Ecole du spectateur

Amphitryon - Louis Rubellin 2nde 4  par Francois Rubellin le 2018-02-19

            Samedi 10 février 2018, grâce à l’École du Spectateur de M. Berr, nous sommes allés voir une pièce au théâtre de Fontainebleau, Amphitryon, de Molière. Cette pièce, à part dans le répertoire de l’auteur, n’étant pas beaucoup montée, ce devait être pour nous être une chance d’y assister. Avant de donner mon avis sur ces deux heures de représentation, voici d’abord un rapide synopsis.  Jupiter, Roi des Dieux, est séduit par la beauté de la jeune et belle Alcmène, qui est mariée au général thébain Amphitryon. Afin de pouvoir passer la nuit avec la jeune femme, Jupiter prend l’apparence du général, tandis que Mercure, qui l’aide dans cette aventure, prend l’apparence de Sosie, le serviteur d’Amphitryon. Le véritable Sosie, dépêché en hâte par son maître d’aller annoncer la victoire thébaine lors de sa dernière bataille, rencontre à Thèbes cet « autre lui ».

            Lors de la rencontre entre le metteur en scène et l’universitaire Jean-Luc Deschamps, un bord de scène, à laquelle nous avons assisté, le metteur en scène a dit vouloir faire pour cette pièce un décor qui soit dans l’esprit « théâtre à l’italienne » utilisé à l’époque de Molière, usant ainsi d’effets à la fois d’effets pyrotechniques et inattendus. Pour ce faire, étaient accrochés au-dessus de la scène des ballons aux formes diverses et variées, évoquant ou représentant des planètes. Au-dessous, sur la scène, une estrade banale où jouaient les acteurs. Pour le metteur en scène, deux dimensions régissent la pièce : la première est une dimension vraiment cosmique, la seconde joue sur le rapport de pouvoir entre dieux et hommes. Cette mise en scène concrétise et mêle ces deux thèmes en rapprochant les deux univers et donc les deux conditions (divine/planète et mortelle/estrade), ici plus que jamais mêlées. Ironie, à la fin de la pièce, Jupiter quitte la scène en s’enfonçant dans la scène. Le décor est pour moi la seule chose à retenir de cette représentation.

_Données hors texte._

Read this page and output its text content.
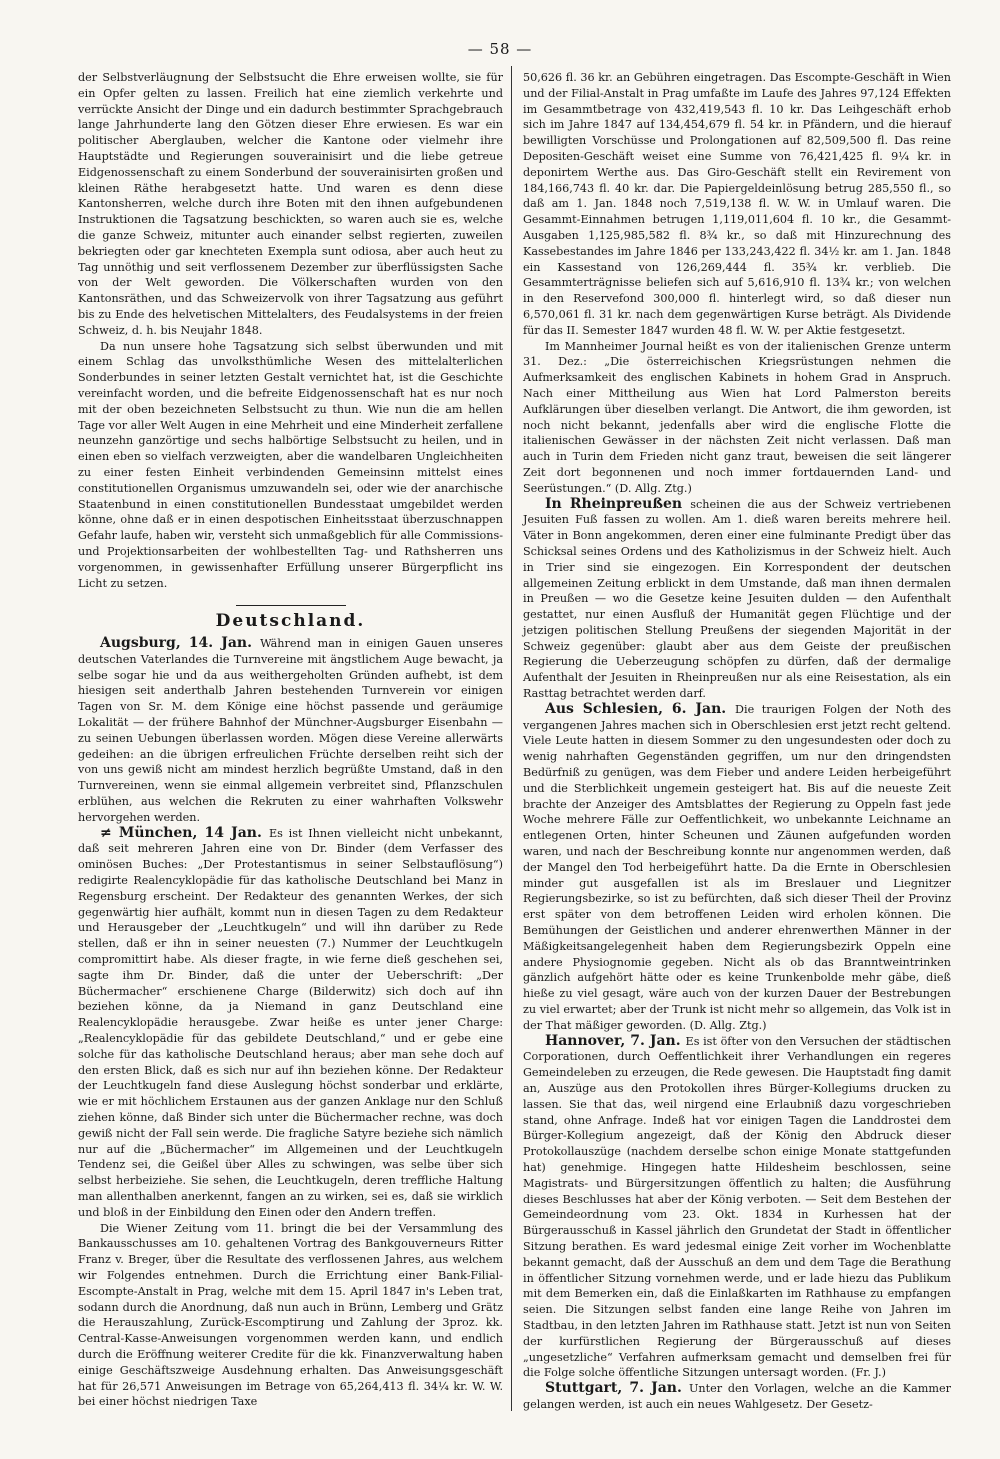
— 58 —

der Selbstverläugnung der Selbstsucht die Ehre erweisen wollte, sie für ein Opfer gelten zu lassen. Freilich hat eine ziemlich verkehrte und verrückte Ansicht der Dinge und ein dadurch bestimmter Sprachgebrauch lange Jahrhunderte lang den Götzen dieser Ehre erwiesen. Es war ein politischer Aberglauben, welcher die Kantone oder vielmehr ihre Hauptstädte und Regierungen souverainisirt und die liebe getreue Eidgenossenschaft zu einem Sonderbund der souverainisirten großen und kleinen Räthe herabgesetzt hatte. Und waren es denn diese Kantonsherren, welche durch ihre Boten mit den ihnen aufgebundenen Instruktionen die Tagsatzung beschickten, so waren auch sie es, welche die ganze Schweiz, mitunter auch einander selbst regierten, zuweilen bekriegten oder gar knechteten Exempla sunt odiosa, aber auch heut zu Tag unnöthig und seit verflossenem Dezember zur überflüssigsten Sache von der Welt geworden. Die Völkerschaften wurden von den Kantonsräthen, und das Schweizervolk von ihrer Tagsatzung aus geführt bis zu Ende des helvetischen Mittelalters, des Feudalsystems in der freien Schweiz, d. h. bis Neujahr 1848.

Da nun unsere hohe Tagsatzung sich selbst überwunden und mit einem Schlag das unvolksthümliche Wesen des mittelalterlichen Sonderbundes in seiner letzten Gestalt vernichtet hat, ist die Geschichte vereinfacht worden, und die befreite Eidgenossenschaft hat es nur noch mit der oben bezeichneten Selbstsucht zu thun. Wie nun die am hellen Tage vor aller Welt Augen in eine Mehrheit und eine Minderheit zerfallene neunzehn ganzörtige und sechs halbörtige Selbstsucht zu heilen, und in einen eben so vielfach verzweigten, aber die wandelbaren Ungleichheiten zu einer festen Einheit verbindenden Gemeinsinn mittelst eines constitutionellen Organismus umzuwandeln sei, oder wie der anarchische Staatenbund in einen constitutionellen Bundesstaat umgebildet werden könne, ohne daß er in einen despotischen Einheitsstaat überzuschnappen Gefahr laufe, haben wir, versteht sich unmaßgeblich für alle Commissions- und Projektionsarbeiten der wohlbestellten Tag- und Rathsherren uns vorgenommen, in gewissenhafter Erfüllung unserer Bürgerpflicht ins Licht zu setzen.

Deutschland.

Augsburg, 14. Jan. Während man in einigen Gauen unseres deutschen Vaterlandes die Turnvereine mit ängstlichem Auge bewacht, ja selbe sogar hie und da aus weithergeholten Gründen aufhebt, ist dem hiesigen seit anderthalb Jahren bestehenden Turnverein vor einigen Tagen von Sr. M. dem Könige eine höchst passende und geräumige Lokalität — der frühere Bahnhof der Münchner-Augsburger Eisenbahn — zu seinen Uebungen überlassen worden. Mögen diese Vereine allerwärts gedeihen: an die übrigen erfreulichen Früchte derselben reiht sich der von uns gewiß nicht am mindest herzlich begrüßte Umstand, daß in den Turnvereinen, wenn sie einmal allgemein verbreitet sind, Pflanzschulen erblühen, aus welchen die Rekruten zu einer wahrhaften Volkswehr hervorgehen werden.

≠ München, 14 Jan. Es ist Ihnen vielleicht nicht unbekannt, daß seit mehreren Jahren eine von Dr. Binder (dem Verfasser des ominösen Buches: „Der Protestantismus in seiner Selbstauflösung“) redigirte Realencyklopädie für das katholische Deutschland bei Manz in Regensburg erscheint. Der Redakteur des genannten Werkes, der sich gegenwärtig hier aufhält, kommt nun in diesen Tagen zu dem Redakteur und Herausgeber der „Leuchtkugeln“ und will ihn darüber zu Rede stellen, daß er ihn in seiner neuesten (7.) Nummer der Leuchtkugeln compromittirt habe. Als dieser fragte, in wie ferne dieß geschehen sei, sagte ihm Dr. Binder, daß die unter der Ueberschrift: „Der Büchermacher“ erschienene Charge (Bilderwitz) sich doch auf ihn beziehen könne, da ja Niemand in ganz Deutschland eine Realencyklopädie herausgebe. Zwar heiße es unter jener Charge: „Realencyklopädie für das gebildete Deutschland,“ und er gebe eine solche für das katholische Deutschland heraus; aber man sehe doch auf den ersten Blick, daß es sich nur auf ihn beziehen könne. Der Redakteur der Leuchtkugeln fand diese Auslegung höchst sonderbar und erklärte, wie er mit höchlichem Erstaunen aus der ganzen Anklage nur den Schluß ziehen könne, daß Binder sich unter die Büchermacher rechne, was doch gewiß nicht der Fall sein werde. Die fragliche Satyre beziehe sich nämlich nur auf die „Büchermacher“ im Allgemeinen und der Leuchtkugeln Tendenz sei, die Geißel über Alles zu schwingen, was selbe über sich selbst herbeiziehe. Sie sehen, die Leuchtkugeln, deren treffliche Haltung man allenthalben anerkennt, fangen an zu wirken, sei es, daß sie wirklich und bloß in der Einbildung den Einen oder den Andern treffen.

Die Wiener Zeitung vom 11. bringt die bei der Versammlung des Bankausschusses am 10. gehaltenen Vortrag des Bankgouverneurs Ritter Franz v. Breger, über die Resultate des verflossenen Jahres, aus welchem wir Folgendes entnehmen. Durch die Errichtung einer Bank-Filial-Escompte-Anstalt in Prag, welche mit dem 15. April 1847 in's Leben trat, sodann durch die Anordnung, daß nun auch in Brünn, Lemberg und Grätz die Herauszahlung, Zurück-Escomptirung und Zahlung der 3proz. kk. Central-Kasse-Anweisungen vorgenommen werden kann, und endlich durch die Eröffnung weiterer Credite für die kk. Finanzverwaltung haben einige Geschäftszweige Ausdehnung erhalten. Das Anweisungsgeschäft hat für 26,571 Anweisungen im Betrage von 65,264,413 fl. 34¼ kr. W. W. bei einer höchst niedrigen Taxe

50,626 fl. 36 kr. an Gebühren eingetragen. Das Escompte-Geschäft in Wien und der Filial-Anstalt in Prag umfaßte im Laufe des Jahres 97,124 Effekten im Gesammtbetrage von 432,419,543 fl. 10 kr. Das Leihgeschäft erhob sich im Jahre 1847 auf 134,454,679 fl. 54 kr. in Pfändern, und die hierauf bewilligten Vorschüsse und Prolongationen auf 82,509,500 fl. Das reine Depositen-Geschäft weiset eine Summe von 76,421,425 fl. 9¼ kr. in deponirtem Werthe aus. Das Giro-Geschäft stellt ein Revirement von 184,166,743 fl. 40 kr. dar. Die Papiergeldeinlösung betrug 285,550 fl., so daß am 1. Jan. 1848 noch 7,519,138 fl. W. W. in Umlauf waren. Die Gesammt-Einnahmen betrugen 1,119,011,604 fl. 10 kr., die Gesammt-Ausgaben 1,125,985,582 fl. 8¾ kr., so daß mit Hinzurechnung des Kassebestandes im Jahre 1846 per 133,243,422 fl. 34½ kr. am 1. Jan. 1848 ein Kassestand von 126,269,444 fl. 35¾ kr. verblieb. Die Gesammterträgnisse beliefen sich auf 5,616,910 fl. 13¾ kr.; von welchen in den Reservefond 300,000 fl. hinterlegt wird, so daß dieser nun 6,570,061 fl. 31 kr. nach dem gegenwärtigen Kurse beträgt. Als Dividende für das II. Semester 1847 wurden 48 fl. W. W. per Aktie festgesetzt.

Im Mannheimer Journal heißt es von der italienischen Grenze unterm 31. Dez.: „Die österreichischen Kriegsrüstungen nehmen die Aufmerksamkeit des englischen Kabinets in hohem Grad in Anspruch. Nach einer Mittheilung aus Wien hat Lord Palmerston bereits Aufklärungen über dieselben verlangt. Die Antwort, die ihm geworden, ist noch nicht bekannt, jedenfalls aber wird die englische Flotte die italienischen Gewässer in der nächsten Zeit nicht verlassen. Daß man auch in Turin dem Frieden nicht ganz traut, beweisen die seit längerer Zeit dort begonnenen und noch immer fortdauernden Land- und Seerüstungen.“ (D. Allg. Ztg.)

In Rheinpreußen scheinen die aus der Schweiz vertriebenen Jesuiten Fuß fassen zu wollen. Am 1. dieß waren bereits mehrere heil. Väter in Bonn angekommen, deren einer eine fulminante Predigt über das Schicksal seines Ordens und des Katholizismus in der Schweiz hielt. Auch in Trier sind sie eingezogen. Ein Korrespondent der deutschen allgemeinen Zeitung erblickt in dem Umstande, daß man ihnen dermalen in Preußen — wo die Gesetze keine Jesuiten dulden — den Aufenthalt gestattet, nur einen Ausfluß der Humanität gegen Flüchtige und der jetzigen politischen Stellung Preußens der siegenden Majorität in der Schweiz gegenüber: glaubt aber aus dem Geiste der preußischen Regierung die Ueberzeugung schöpfen zu dürfen, daß der dermalige Aufenthalt der Jesuiten in Rheinpreußen nur als eine Reisestation, als ein Rasttag betrachtet werden darf.

Aus Schlesien, 6. Jan. Die traurigen Folgen der Noth des vergangenen Jahres machen sich in Oberschlesien erst jetzt recht geltend. Viele Leute hatten in diesem Sommer zu den ungesundesten oder doch zu wenig nahrhaften Gegenständen gegriffen, um nur den dringendsten Bedürfniß zu genügen, was dem Fieber und andere Leiden herbeigeführt und die Sterblichkeit ungemein gesteigert hat. Bis auf die neueste Zeit brachte der Anzeiger des Amtsblattes der Regierung zu Oppeln fast jede Woche mehrere Fälle zur Oeffentlichkeit, wo unbekannte Leichname an entlegenen Orten, hinter Scheunen und Zäunen aufgefunden worden waren, und nach der Beschreibung konnte nur angenommen werden, daß der Mangel den Tod herbeigeführt hatte. Da die Ernte in Oberschlesien minder gut ausgefallen ist als im Breslauer und Liegnitzer Regierungsbezirke, so ist zu befürchten, daß sich dieser Theil der Provinz erst später von dem betroffenen Leiden wird erholen können. Die Bemühungen der Geistlichen und anderer ehrenwerthen Männer in der Mäßigkeitsangelegenheit haben dem Regierungsbezirk Oppeln eine andere Physiognomie gegeben. Nicht als ob das Branntweintrinken gänzlich aufgehört hätte oder es keine Trunkenbolde mehr gäbe, dieß hieße zu viel gesagt, wäre auch von der kurzen Dauer der Bestrebungen zu viel erwartet; aber der Trunk ist nicht mehr so allgemein, das Volk ist in der That mäßiger geworden. (D. Allg. Ztg.)

Hannover, 7. Jan. Es ist öfter von den Versuchen der städtischen Corporationen, durch Oeffentlichkeit ihrer Verhandlungen ein regeres Gemeindeleben zu erzeugen, die Rede gewesen. Die Hauptstadt fing damit an, Auszüge aus den Protokollen ihres Bürger-Kollegiums drucken zu lassen. Sie that das, weil nirgend eine Erlaubniß dazu vorgeschrieben stand, ohne Anfrage. Indeß hat vor einigen Tagen die Landdrostei dem Bürger-Kollegium angezeigt, daß der König den Abdruck dieser Protokollauszüge (nachdem derselbe schon einige Monate stattgefunden hat) genehmige. Hingegen hatte Hildesheim beschlossen, seine Magistrats- und Bürgersitzungen öffentlich zu halten; die Ausführung dieses Beschlusses hat aber der König verboten. — Seit dem Bestehen der Gemeindeordnung vom 23. Okt. 1834 in Kurhessen hat der Bürgerausschuß in Kassel jährlich den Grundetat der Stadt in öffentlicher Sitzung berathen. Es ward jedesmal einige Zeit vorher im Wochenblatte bekannt gemacht, daß der Ausschuß an dem und dem Tage die Berathung in öffentlicher Sitzung vornehmen werde, und er lade hiezu das Publikum mit dem Bemerken ein, daß die Einlaßkarten im Rathhause zu empfangen seien. Die Sitzungen selbst fanden eine lange Reihe von Jahren im Stadtbau, in den letzten Jahren im Rathhause statt. Jetzt ist nun von Seiten der kurfürstlichen Regierung der Bürgerausschuß auf dieses „ungesetzliche“ Verfahren aufmerksam gemacht und demselben frei für die Folge solche öffentliche Sitzungen untersagt worden. (Fr. J.)

Stuttgart, 7. Jan. Unter den Vorlagen, welche an die Kammer gelangen werden, ist auch ein neues Wahlgesetz. Der Gesetz-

            Or donc, la pièce commence. La Nuit, premier personnage de la pièce, est vêtue étrangement et est conduite par des personnes habillées d’une combinaison noire moulante leur recouvrant la totalité du corps excepté la bouche. Une connotation vaguement sexuelle, plaçant la Nuit comme maîtresse de ce genre de rapport (c’est d’ailleurs pour que la nuit se prolonge afin que Jupiter passe plus de temps avec Alcmène que Mercure vient la voir, sur ordre de Jupiter) voulue par le metteur en scène ? Toujours est-il que l’apparition du personnage suivant, Mercure, met tout autant mal à l’aise. En effet, l’acteur met du temps à se défaire des mousquetons qui attachent son costume à la barre métallique montante et descendante avec laquelle il est descendu sur la scène, avant de finalement s’adresser à la Nuit. Des premières impressions plutôt mauvaises. Et, hélas, ce sentiment est allé en s’aggravant au fur et à mesure que la pièce avançait, avec l’arrivée du personnage de Sosie, beaucoup trop axé sur une ligne comique, faisant tantôt une espèce de rap sur les paroles de Molière, tantôt des mimiques voulant peut-être imiter Louis de Funès, mais sans trop de succès, à vrai dire. Cette idée de comédie martelée par le metteur en scène lors de la rencontre gâchait trop la dimension « shakespearienne » de la pièce, son aspect psychologique. Mais s’il n’y avait que ça… En effet, les autres acteurs semblaient parfois hésitants, certains jouaient franchement mal (Jupiter) et les dialogues sont surprenants quand on sait que Molière est censé être un auteur classique (Mercure est traité par Sosie de « fils de putain » !!!). Enfin, les trois actes (dont le dernier semblait ne jamais vouloir s’arrêter) étaient entrecoupés d’intermèdes musicaux dont le Spectateur aurait parfaitement pu se passer.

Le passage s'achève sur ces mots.